Hardeep Singh Puri, the Minister of State for Housing and Urban Affairs, told the Delhi government that it would need to pay Rs 3,000 crore annually for five years if it wants to stop the Metro fare hike, scheduled for October 10. The minister added that the Centre does not have the authority to suspend the hike.
The DMRC is set to implement its second fare revision in eight years on Tuesday — a decision that Chief Minister Arvind Kejriwal deemed “anti-people”. AAP has also threatened to launch a protest over the hike. Delhi BJP chief Manoj Tiwari had initially asked for the matter to be reviewed, but later changed his stance and criticised AAP for attempting to “mislead the public”.
In his letter, Puri wrote, “In case the state government agrees to provide grants-in-aid of nearly Rs 3,000 crore per annum to DMRC, then another FFC (Fare Fixation Committee) may be constituted, which may also examine DMRC’s financial viability.”

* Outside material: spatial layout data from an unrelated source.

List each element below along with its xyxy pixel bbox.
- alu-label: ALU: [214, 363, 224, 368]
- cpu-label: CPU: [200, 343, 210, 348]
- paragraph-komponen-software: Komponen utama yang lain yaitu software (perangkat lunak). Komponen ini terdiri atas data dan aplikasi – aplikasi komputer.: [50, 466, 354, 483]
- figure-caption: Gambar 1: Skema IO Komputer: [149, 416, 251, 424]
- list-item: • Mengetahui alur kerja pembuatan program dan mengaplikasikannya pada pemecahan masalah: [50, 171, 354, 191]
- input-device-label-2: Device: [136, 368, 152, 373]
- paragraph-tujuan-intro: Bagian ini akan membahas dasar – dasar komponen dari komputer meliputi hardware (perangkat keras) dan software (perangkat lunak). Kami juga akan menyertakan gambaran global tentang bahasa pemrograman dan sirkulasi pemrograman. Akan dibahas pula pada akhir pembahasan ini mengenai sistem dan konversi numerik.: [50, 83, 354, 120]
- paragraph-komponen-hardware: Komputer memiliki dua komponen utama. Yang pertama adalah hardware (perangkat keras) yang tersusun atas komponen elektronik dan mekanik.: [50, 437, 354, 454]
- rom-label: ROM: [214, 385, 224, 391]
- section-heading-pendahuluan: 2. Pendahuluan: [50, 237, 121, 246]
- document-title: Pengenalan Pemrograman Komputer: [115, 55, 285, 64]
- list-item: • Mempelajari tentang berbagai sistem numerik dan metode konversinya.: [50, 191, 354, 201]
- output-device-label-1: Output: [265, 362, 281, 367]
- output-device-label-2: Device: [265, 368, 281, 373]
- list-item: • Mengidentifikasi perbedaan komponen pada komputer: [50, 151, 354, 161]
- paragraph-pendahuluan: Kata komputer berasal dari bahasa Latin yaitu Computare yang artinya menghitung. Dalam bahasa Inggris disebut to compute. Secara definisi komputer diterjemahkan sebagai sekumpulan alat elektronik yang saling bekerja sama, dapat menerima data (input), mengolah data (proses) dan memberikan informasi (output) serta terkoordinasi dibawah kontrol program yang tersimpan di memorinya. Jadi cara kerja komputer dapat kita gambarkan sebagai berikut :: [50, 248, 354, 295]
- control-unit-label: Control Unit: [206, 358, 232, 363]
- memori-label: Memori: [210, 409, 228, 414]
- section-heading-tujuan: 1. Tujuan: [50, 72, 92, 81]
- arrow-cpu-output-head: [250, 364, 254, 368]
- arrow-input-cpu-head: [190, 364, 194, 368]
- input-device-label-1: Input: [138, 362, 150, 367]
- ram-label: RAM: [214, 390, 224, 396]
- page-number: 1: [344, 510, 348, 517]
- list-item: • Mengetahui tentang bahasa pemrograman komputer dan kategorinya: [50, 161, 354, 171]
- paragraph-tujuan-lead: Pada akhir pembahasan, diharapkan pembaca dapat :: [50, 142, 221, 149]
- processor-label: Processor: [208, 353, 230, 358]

The FFC had suggested the hike. Maintaining that as per Metro guidelines, operational loss is the responsibility of the state government, Puri added, “Your suggestion that this Ministry direct that the fare increase be kept on hold overlooks the fact the Centre does not have any such authority. Tampering with the recommendations of the FFC is legally untenable.” Delhi government sources said the CM is yet to receive the letter.
On October 2, Kejriwal had asked for an independent audit of the DMRC, alleging that private power companies in Delhi had previously shown fake losses to justify a tariff hike.
In his letter, Puri also expressed concern over a 15-month delay in completion of Metro Phase III and Phase IV running behind schedule, and pinned the blame on the Delhi government.
Delhi Metro’s minimum fare was hiked from Rs 8 to Rs 10 and the maximum from Rs 30 to Rs 50 in May this year. If the fares are increased on October 10, those travelling more than 2 km will need to pay Rs 5-10 more.